Regarding AI Overviews, he thinks most people are “responding very positively” to them.

“It’s one of the most positive changes I’ve seen in Search based on metrics,” he said. “But people do jump off on it. And when you give context around it, they actually jump off it. It helps them understand, so they engage with the content underneath, too. If you put content and links within AI Overviews, they get higher clickthrough rates than if you put it outside of AI Overviews.”

That’s not the sentiment shared within creative industries. Full disclosure: journalists’ jobs often rely on people clicking on our stories — not just reading an overview of them. As The Verge pointed out, the News/Media Alliance CEO told CNN that AI Overviews “will be catastrophic to our traffic.” The Washington Post ran a story titled, “Google’s AI answers could come back to bite it.” Dave Lee, Bloomberg Opinion’s U.S. technology columnist, wrote a column titled “Google’s New Search Engine Is Bad News for the Web Economy.”

Pichai has a response for that, too.
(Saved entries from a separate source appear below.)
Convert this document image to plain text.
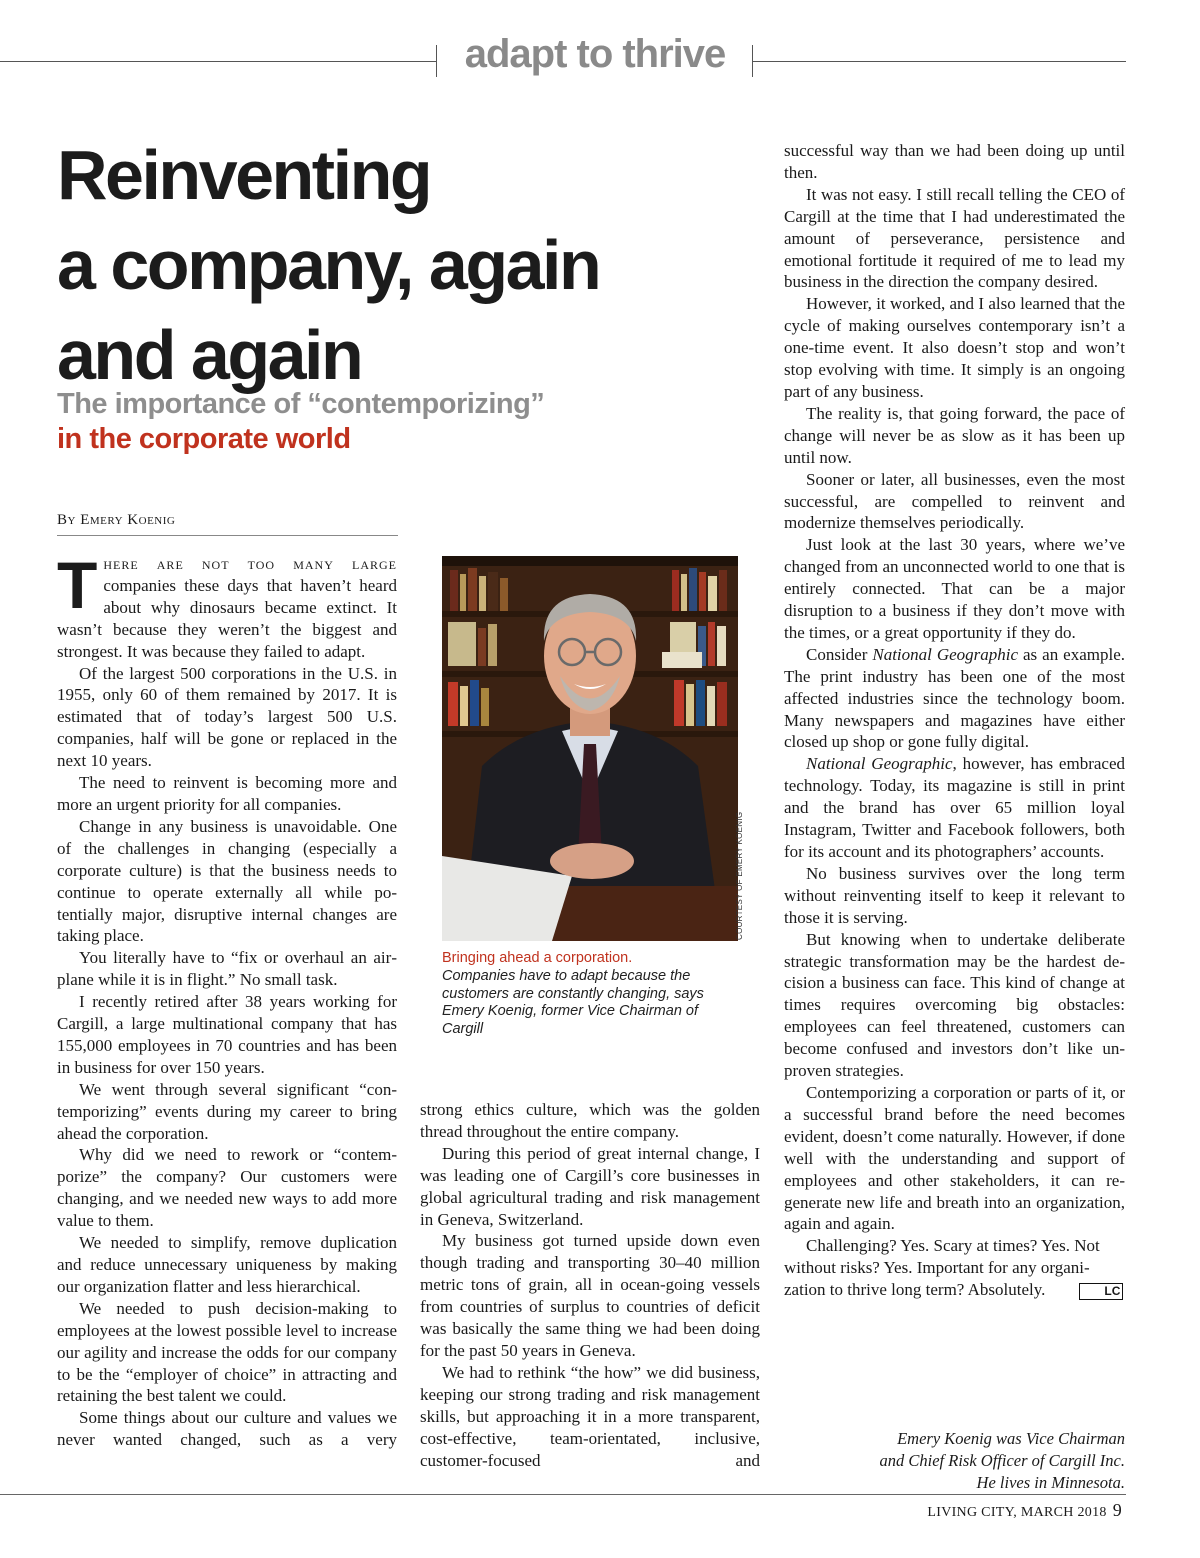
adapt to thrive
Reinventing
a company, again
and again
The importance of “contemporizing”
in the corporate world
By Emery Koenig

There are not too many large companies these days that haven’t heard about why dinosaurs became extinct. It wasn’t because they weren’t the biggest and strongest. It was because they failed to adapt.

Of the largest 500 corporations in the U.S. in 1955, only 60 of them remained by 2017. It is estimated that of today’s largest 500 U.S. companies, half will be gone or replaced in the next 10 years.

The need to reinvent is becoming more and more an urgent priority for all companies.

Change in any business is unavoidable. One of the challenges in changing (especially a corporate culture) is that the business needs to continue to operate externally all while potentially major, disruptive internal changes are taking place.

You literally have to “fix or overhaul an airplane while it is in flight.” No small task.

I recently retired after 38 years working for Cargill, a large multinational company that has 155,000 employees in 70 countries and has been in business for over 150 years.

We went through several significant “contemporizing” events during my career to bring ahead the corporation.

Why did we need to rework or “contemporize” the company? Our customers were changing, and we needed new ways to add more value to them.

We needed to simplify, remove duplication and reduce unnecessary uniqueness by making our organization flatter and less hierarchical.

We needed to push decision-making to employees at the lowest possible level to increase our agility and increase the odds for our company to be the “employer of choice” in attracting and retaining the best talent we could.

Some things about our culture and values we never wanted changed, such as a very

COURTESY OF EMERY KOENIG
Bringing ahead a corporation.
Companies have to adapt because the customers are constantly changing, says Emery Koenig, former Vice Chairman of Cargill

strong ethics culture, which was the golden thread throughout the entire company.

During this period of great internal change, I was leading one of Cargill’s core businesses in global agricultural trading and risk management in Geneva, Switzerland.

My business got turned upside down even though trading and transporting 30–40 million metric tons of grain, all in ocean-going vessels from countries of surplus to countries of deficit was basically the same thing we had been doing for the past 50 years in Geneva.

We had to rethink “the how” we did business, keeping our strong trading and risk management skills, but approaching it in a more transparent, cost-effective, team-orientated, inclusive, customer-focused and

successful way than we had been doing up until then.

It was not easy. I still recall telling the CEO of Cargill at the time that I had underestimated the amount of perseverance, persistence and emotional fortitude it required of me to lead my business in the direction the company desired.

However, it worked, and I also learned that the cycle of making ourselves contemporary isn’t a one-time event. It also doesn’t stop and won’t stop evolving with time. It simply is an ongoing part of any business.

The reality is, that going forward, the pace of change will never be as slow as it has been up until now.

Sooner or later, all businesses, even the most successful, are compelled to reinvent and modernize themselves periodically.

Just look at the last 30 years, where we’ve changed from an unconnected world to one that is entirely connected. That can be a major disruption to a business if they don’t move with the times, or a great opportunity if they do.

Consider National Geographic as an example. The print industry has been one of the most affected industries since the technology boom. Many newspapers and magazines have either closed up shop or gone fully digital.

National Geographic, however, has embraced technology. Today, its magazine is still in print and the brand has over 65 million loyal Instagram, Twitter and Facebook followers, both for its account and its photographers’ accounts.

No business survives over the long term without reinventing itself to keep it relevant to those it is serving.

But knowing when to undertake deliberate strategic transformation may be the hardest decision a business can face. This kind of change at times requires overcoming big obstacles: employees can feel threatened, customers can become confused and investors don’t like unproven strategies.

Contemporizing a corporation or parts of it, or a successful brand before the need becomes evident, doesn’t come naturally. However, if done well with the understanding and support of employees and other stakeholders, it can regenerate new life and breath into an organization, again and again.

Challenging? Yes. Scary at times? Yes. Not without risks? Yes. Important for any organization to thrive long term? Absolutely.	LC

Emery Koenig was Vice Chairman
and Chief Risk Officer of Cargill Inc.
He lives in Minnesota.
LIVING CITY, MARCH 2018 9
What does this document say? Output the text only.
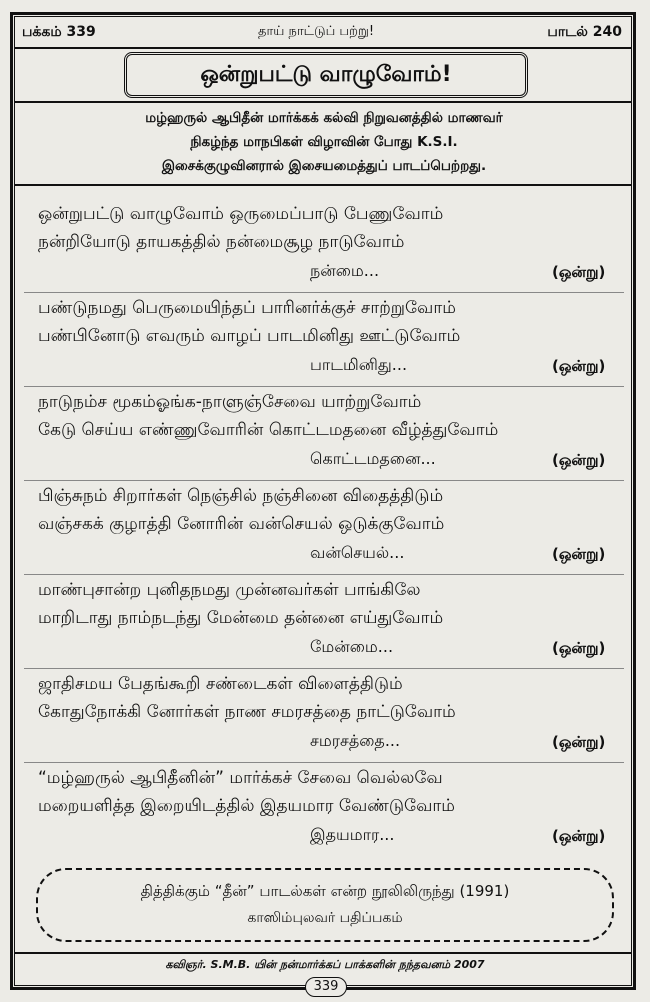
பக்கம் 339	தாய் நாட்டுப் பற்று!	பாடல் 240
ஒன்றுபட்டு வாழுவோம்!
மழ்ஹருல் ஆபிதீன் மார்க்கக் கல்வி நிறுவனத்தில் மாணவர்
நிகழ்ந்த மாநபிகள் விழாவின் போது K.S.I.
இசைக்குழுவினரால் இசையமைத்துப் பாடப்பெற்றது.
ஒன்றுபட்டு வாழுவோம் ஒருமைப்பாடு பேணுவோம்
நன்றியோடு தாயகத்தில் நன்மைசூழ நாடுவோம்
நன்மை...	(ஒன்று)
பண்டுநமது பெருமையிந்தப் பாரினர்க்குச் சாற்றுவோம்
பண்பினோடு எவரும் வாழப் பாடமினிது ஊட்டுவோம்
பாடமினிது...	(ஒன்று)
நாடுநம்ச மூகம்ஓங்க-நாளுஞ்சேவை யாற்றுவோம்
கேடு செய்ய எண்ணுவோரின் கொட்டமதனை வீழ்த்துவோம்
கொட்டமதனை...	(ஒன்று)
பிஞ்சுநம் சிறார்கள் நெஞ்சில் நஞ்சினை விதைத்திடும்
வஞ்சகக் குழாத்தி னோரின் வன்செயல் ஒடுக்குவோம்
வன்செயல்...	(ஒன்று)
மாண்புசான்ற புனிதநமது முன்னவர்கள் பாங்கிலே
மாறிடாது நாம்நடந்து மேன்மை தன்னை எய்துவோம்
மேன்மை...	(ஒன்று)
ஜாதிசமய பேதங்கூறி சண்டைகள் விளைத்திடும்
கோதுநோக்கி னோர்கள் நாண சமரசத்தை நாட்டுவோம்
சமரசத்தை...	(ஒன்று)
“மழ்ஹருல் ஆபிதீனின்” மார்க்கச் சேவை வெல்லவே
மறையளித்த இறையிடத்தில் இதயமார வேண்டுவோம்
இதயமார...	(ஒன்று)
தித்திக்கும் “தீன்” பாடல்கள் என்ற நூலிலிருந்து (1991)
காஸிம்புலவர் பதிப்பகம்
கவிஞர். S.M.B. யின் நன்மார்க்கப் பாக்களின் நந்தவனம் 2007
339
He told The Verge: “These are disruptive moments. AI is a big platform shift. People are projecting out and putting a lot into creating content. It’s their businesses. So I understand the perspective [and] I’m not surprised. We are engaging with a lot of players, both directly and indirectly, but I remain optimistic about how it’ll actually play out. But it’s a good question. I’m happy to talk about it more.”

Beyond publisher concerns, there are undoubtedly additional impacts we haven’t seen yet — mainly because, as Wired reported, you can’t turn the tool off.